Las personas cuyos sistemas inmunes son “inferiores” se vuelven miembros de una nueva subclase estigmatizada y victimizada. Las representaciones lingüísticas y visuales de la medicina, la enfermedad y el cuerpo en la cultura popular y de élite y en los textos médico-científicos tienen mucha influencia en la construcción tanto de los conocimientos legos como médicos, así como de las experiencias de estos fenómenos. Los sistemas metafóricos que describen la enfermedad y el cuerpo son decisiones lingüísticas importantes que revelan ansiedades sociales más profundas sobre el control y la salud del cuerpo político así como del cuerpo físico.

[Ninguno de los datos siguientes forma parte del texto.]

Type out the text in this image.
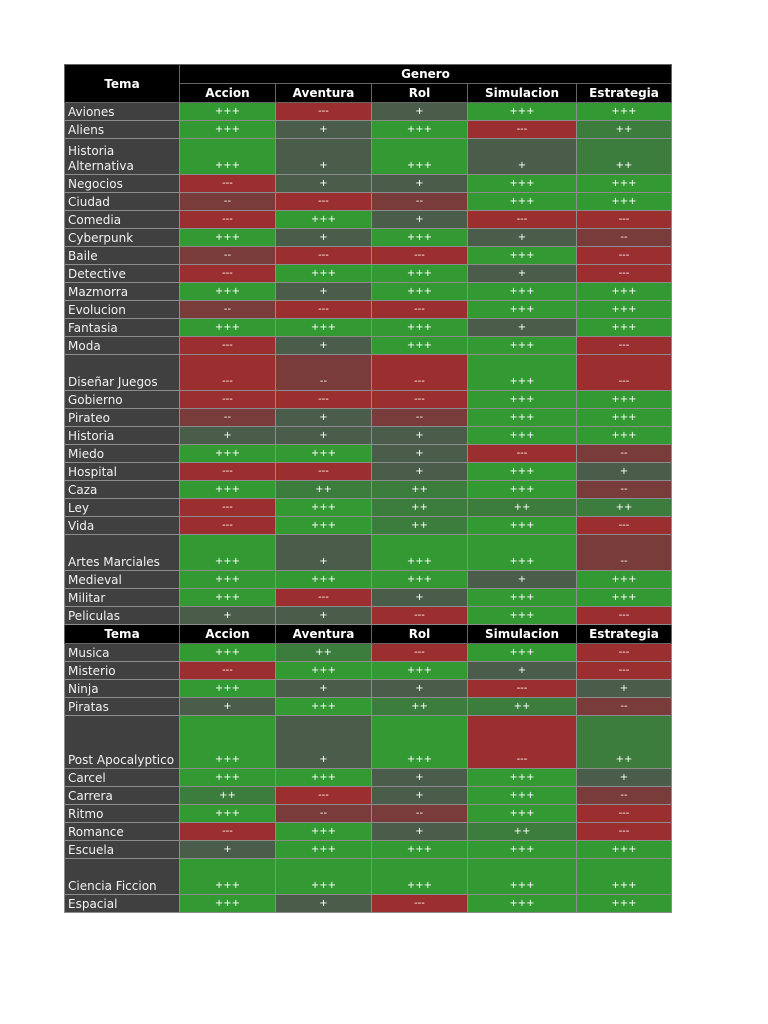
Tema	Genero				
	Accion	Aventura	Rol	Simulacion	Estrategia
Aviones	+++	---	+	+++	+++
Aliens	+++	+	+++	---	++
Historia Alternativa	+++	+	+++	+	++
Negocios	---	+	+	+++	+++
Ciudad	--	---	--	+++	+++
Comedia	---	+++	+	---	---
Cyberpunk	+++	+	+++	+	--
Baile	--	---	---	+++	---
Detective	---	+++	+++	+	---
Mazmorra	+++	+	+++	+++	+++
Evolucion	--	---	---	+++	+++
Fantasia	+++	+++	+++	+	+++
Moda	---	+	+++	+++	---
Diseñar Juegos	---	--	---	+++	---
Gobierno	---	---	---	+++	+++
Pirateo	--	+	--	+++	+++
Historia	+	+	+	+++	+++
Miedo	+++	+++	+	---	--
Hospital	---	---	+	+++	+
Caza	+++	++	++	+++	--
Ley	---	+++	++	++	++
Vida	---	+++	++	+++	---
Artes Marciales	+++	+	+++	+++	--
Medieval	+++	+++	+++	+	+++
Militar	+++	---	+	+++	+++
Peliculas	+	+	---	+++	---
Tema	Accion	Aventura	Rol	Simulacion	Estrategia
Musica	+++	++	---	+++	---
Misterio	---	+++	+++	+	---
Ninja	+++	+	+	---	+
Piratas	+	+++	++	++	--
Post Apocalyptico	+++	+	+++	---	++
Carcel	+++	+++	+	+++	+
Carrera	++	---	+	+++	--
Ritmo	+++	--	--	+++	---
Romance	---	+++	+	++	---
Escuela	+	+++	+++	+++	+++
Ciencia Ficcion	+++	+++	+++	+++	+++
Espacial	+++	+	---	+++	+++
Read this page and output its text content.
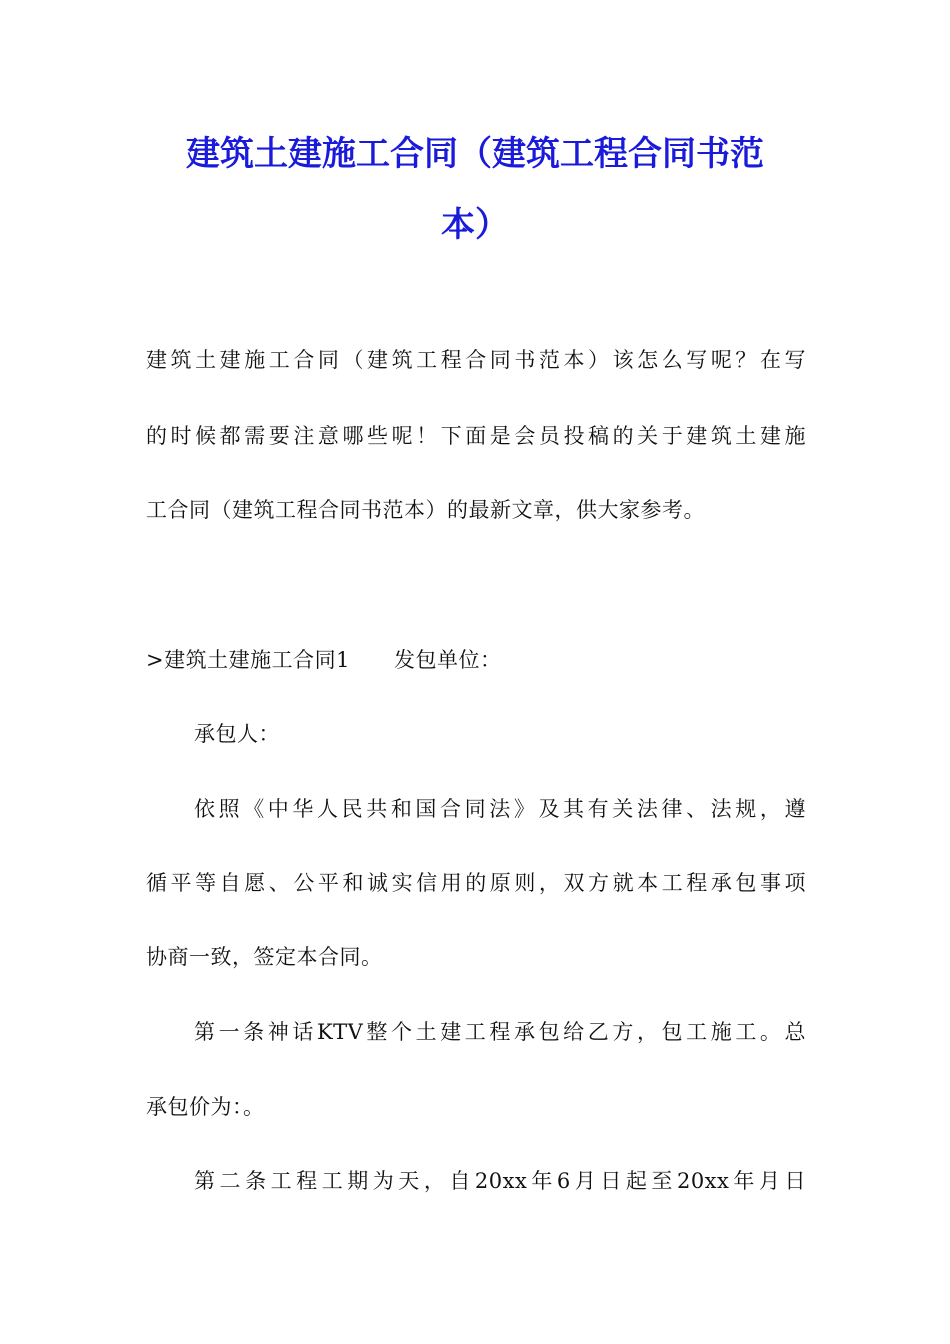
建筑土建施工合同（建筑工程合同书范
本）

建筑土建施工合同（建筑工程合同书范本）该怎么写呢？在写

的时候都需要注意哪些呢！下面是会员投稿的关于建筑土建施

工合同（建筑工程合同书范本）的最新文章，供大家参考。

>建筑土建施工合同1 发包单位：

承包人：

依照《中华人民共和国合同法》及其有关法律、法规，遵

循平等自愿、公平和诚实信用的原则，双方就本工程承包事项

协商一致，签定本合同。

第一条神话KTV整个土建工程承包给乙方，包工施工。总

承包价为：。

第二条工程工期为天，自20xx年6月日起至20xx年月日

Asimismo, las representaciones iconográficas del cuerpo enfermo son inherentemente políticas, y buscan categorizar y controlar la desviación, valorizar la normalidad y promover la medicina como maravillosa y siempre en progreso. Los modos comunes de conceptualizar la enfermedad o la amenaza de enfermedad suele incorporar imaginería asociada con la guerra, el miedo, la violencia, el heroísmo, la religión, la xenofobia, la contaminación, los roles de género, infamación y control. Como señala Lupton, hacer conciencia sobre esos significados latentes como se expresa en los textos de élite, científicos y populares es vital para los académicos y estudiantes en humanidades y ciencias sociales que están interesados en la medicina como cultura, y proporcionan la base de esfuerzos de parte de los activistas culturales para resistir o subvertir las representaciones estigmatizadoras.

Larga es la palabra final, como largo es el último adiós. Hasta el latido del cero irrefutable.